Illustration for article titled Is Shark Night 3D the culmination of all human aesthetic thought? Probably

Tragedy, comedy, irony, post-irony, paint-by-numbers Hollywood, post-celebrity, lurid, ascetic, penis, vagina, bull shark, tiger shark. Shark Night 3D is all of these.


Shark Night 3D is directed by David Ellis, who brought us the movie-meme Snakes On A Plane. Ellis originally wanted to call this film Untitled 3D Shark Thriller, a formal acknowledgment of the film's lowbrow high concept, until studio politics intervened.

This anecdote makes reviewing Shark Night 3D somewhat difficult. For example, was this quote a pomo critique of Hollywood's usual August effluvium? Or was it preemptive critical jiujitsu that prompted Ellis to acknowledge he's making a potboiler?


Is it worthwhile making a value judgment when the art bellows "I'M TOTAL CRAP?" When the black guy's bitten first and the dog survives, when does satire become intellectual laziness (or vice versa)? Is this the first film to ever showcase a fistfight with a hammerhead shark?

I could devote a small novella to the narrative intricacies of Shark Night 3D, but I have deadlines and a caffeine headache.
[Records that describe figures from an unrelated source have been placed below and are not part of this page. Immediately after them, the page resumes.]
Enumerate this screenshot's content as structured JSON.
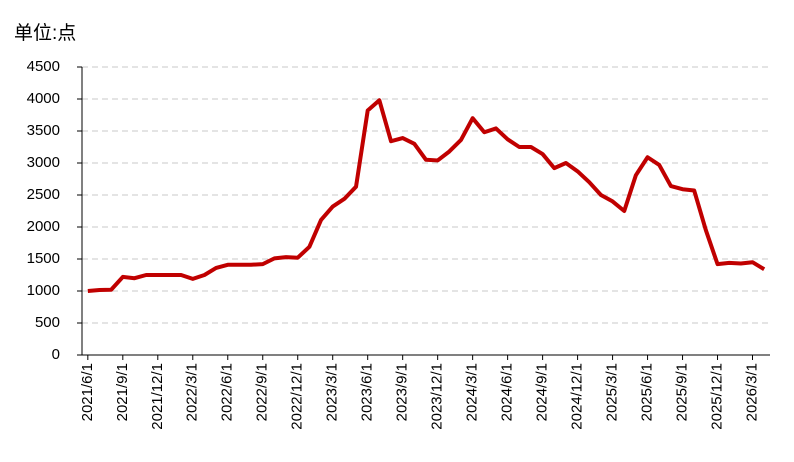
{
  "chart_data": {
    "type": "line",
    "title": "单位:点",
    "categories": [
      "2021/6/1",
      null,
      null,
      "2021/9/1",
      null,
      null,
      "2021/12/1",
      null,
      null,
      "2022/3/1",
      null,
      null,
      "2022/6/1",
      null,
      null,
      "2022/9/1",
      null,
      null,
      "2022/12/1",
      null,
      null,
      "2023/3/1",
      null,
      null,
      "2023/6/1",
      null,
      null,
      "2023/9/1",
      null,
      null,
      "2023/12/1",
      null,
      null,
      "2024/3/1",
      null,
      null,
      "2024/6/1",
      null,
      null,
      "2024/9/1",
      null,
      null,
      "2024/12/1",
      null,
      null,
      "2025/3/1",
      null,
      null,
      "2025/6/1",
      null,
      null,
      "2025/9/1",
      null,
      null,
      "2025/12/1",
      null,
      null,
      "2026/3/1",
      null
    ],
    "values": [
      1000,
      1015,
      1020,
      1220,
      1200,
      1250,
      1250,
      1250,
      1250,
      1190,
      1250,
      1360,
      1410,
      1410,
      1410,
      1420,
      1510,
      1530,
      1520,
      1690,
      2110,
      2320,
      2440,
      2630,
      3820,
      3980,
      3340,
      3390,
      3300,
      3050,
      3040,
      3180,
      3360,
      3700,
      3480,
      3540,
      3370,
      3250,
      3250,
      3140,
      2920,
      3000,
      2870,
      2700,
      2500,
      2400,
      2250,
      2810,
      3090,
      2970,
      2640,
      2590,
      2570,
      1950,
      1420,
      1440,
      1430,
      1450,
      1340
    ],
    "color": "#c00000",
    "ylim": [
      0,
      4500
    ],
    "yticks": [
      0,
      500,
      1000,
      1500,
      2000,
      2500,
      3000,
      3500,
      4000,
      4500
    ],
    "grid": true
  }
}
What I will say is that Shark Night 3D is a creature feature whose 3D only seems to work when the camera settles on coeds' yoga-pantsed fannies. This movie is a roiling maelstrom of dumb-as-balls.

In a nutshell, Shark Night 3D is Jaws for the Saw generation — Saws! — with a not unsubstantial plot point cribbed from Videodrome. A group of Tulane stock hardbodies (such as the Virginal Bookworm Hero, the male doppelgänger of Rachael Leigh Cook in She's All That) go up to The Rich Blonde's saltwater bayou estate for some boozy good times.

But when Bootstrap-Yanking NFL Draft Pick's arm is gobbled off by a bull shark while wakeboarding, characters like Narcissistic Nude Model and The Nerdy Guy From Avatar come to a frightening realization. The Rich Blonde's island mansion is surrounded by forty-something species of sharks — bull, hammerhead, cookiecutter — whose thirst for panicked horndog stops only at land and a namby pamby PG-13 rating.


Incidentally, gravity does not hamper the sharks. They regularly launch themselves out of the murk like aerodynamic Vienna sausages. Also, the CGI is so lackadaisical that most of the sharks look like finned bratwursts.

With their wriggling Jimmy Dean bodies and pink yawning maws, the sharks are the embodiment of Freudian terror, a breed of tube-meat Transformer who are equal parts severed phallus and vagina dentata. The sharks give the audience's sexual urges a carnivorous release — I assume this is why there are no topless scenes.


So yes, these crappy sharks will give you psychosexual piss shivers. But other than a devilish sequence where a school of cookiecutters nibble on The Girl With The Boring Tattoo, Shark Night 3D is an inept horror movie. Its jump scares piggyback on the audience's memories of Jaws or, God forbid, Deep Blue Sea or Orca. Shark Night 3D clings remora-like to your memories of less inept sharks. It may unearth terrifying childhood memories of Jabberjaw.


And for those Clinton administration babies who came of age during the mid-2000s torture porn boom, plenty of attractive, doomed kids are slowly lowered into shark-infested waters. It's worth noting that the recent Syfy Saturday night movie Swamp Shark had more stars than this. Fuck, Swamp Shark had Wade Boggs.

In conclusion, if Shark Night 3D is every contradiction of Western culture smoothed out supine, then culture is the ending of Live and Let Die spread out over 91 minutes. Surprisingly, I can live with this.